Physical and electrical properties of ultrathin HfO2/HfSixOy stacked gate dielectrics on compressively strained-Si0.74Ge0.26/Si heterolayers

The physical properties of HfO2/HfSixOy stacked gate dielectric films deposited on compressively strained-Si0.74Ge0.26/Si heterolayers have been investigated using Rutherford backscattering spectrometry, high-resolution transmission electron microscopy, time-of-flight secondary ion mass spectroscopy, and Auger electron spectroscopy measurements. Polycrystalline HfO2 film with physical thickness of similar to4.0 nm and an amorphous interfacial layer with a physical thickness of similar to4.5 nm has been observed. Secondary ion mass spectroscopy and Auger electron spectroscopy analyses show the formation of an amorphous Hf-silicate interfacial layer between the oxide deposited and SiGe films. The electrical properties in terms of capacitance-voltage (C-V), conductance-voltage, hysteresis, current density-electric field, and shift in gate voltage under constant current stress have been studied using a metal-oxide-semiconductor structure. Dielectric constants of 26 for HfO2 and 8.0 for the interfacial Hf-silicate layer have been calculated from the high frequency C-V (100 kHz) characteristics. These dielectrics show an equivalent oxide thickness as small as 0.6 nm for HfO2 and 2.2 nm for the interfacial silicate layer. The fixed oxide charge density and interface state density are found to be 1.5 X 10(12) cm(-2) and 5.5 X 10(11) cm(-2) eV(-1), respectively, for HfO2 with the interfacial layer and those values are found to be 3.5 X 10(12) cm(-2) and 1.3 X 10(12) cm(-2) eV(-1) for the Hf-silicate interfacial layer, respectively.
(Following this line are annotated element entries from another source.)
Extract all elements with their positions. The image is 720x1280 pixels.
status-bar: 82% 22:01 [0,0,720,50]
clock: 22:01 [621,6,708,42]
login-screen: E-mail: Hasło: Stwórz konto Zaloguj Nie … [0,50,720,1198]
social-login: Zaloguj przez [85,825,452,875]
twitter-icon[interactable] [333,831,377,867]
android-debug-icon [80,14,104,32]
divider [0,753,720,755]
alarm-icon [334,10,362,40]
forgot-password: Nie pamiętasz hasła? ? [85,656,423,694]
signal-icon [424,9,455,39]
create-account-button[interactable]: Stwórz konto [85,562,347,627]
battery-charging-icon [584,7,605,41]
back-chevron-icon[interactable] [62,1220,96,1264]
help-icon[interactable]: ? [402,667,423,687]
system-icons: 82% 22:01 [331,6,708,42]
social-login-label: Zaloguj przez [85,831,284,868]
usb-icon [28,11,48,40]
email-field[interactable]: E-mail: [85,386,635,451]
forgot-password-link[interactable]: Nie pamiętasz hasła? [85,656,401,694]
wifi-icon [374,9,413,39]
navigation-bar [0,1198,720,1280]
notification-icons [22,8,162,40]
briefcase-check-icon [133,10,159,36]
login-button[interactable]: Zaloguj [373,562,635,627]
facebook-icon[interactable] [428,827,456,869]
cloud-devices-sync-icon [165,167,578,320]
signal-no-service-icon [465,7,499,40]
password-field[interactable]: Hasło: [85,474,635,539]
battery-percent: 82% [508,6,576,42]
The metal-oxide-semiconductor capacitor shows low hysteresis of 0.08 V, low leakage current density of similar to 10(-7) A/cm(2) at -1.0 V, and breakdown field of 6.5 MV/cm for HfO2 with interfacial layer. Significant improvement of the charge trapping properties under Fowler-Nordheim constant current stress in HfO2 with the interfacial layer has been observed. (C) 2004 American Vacuum Society.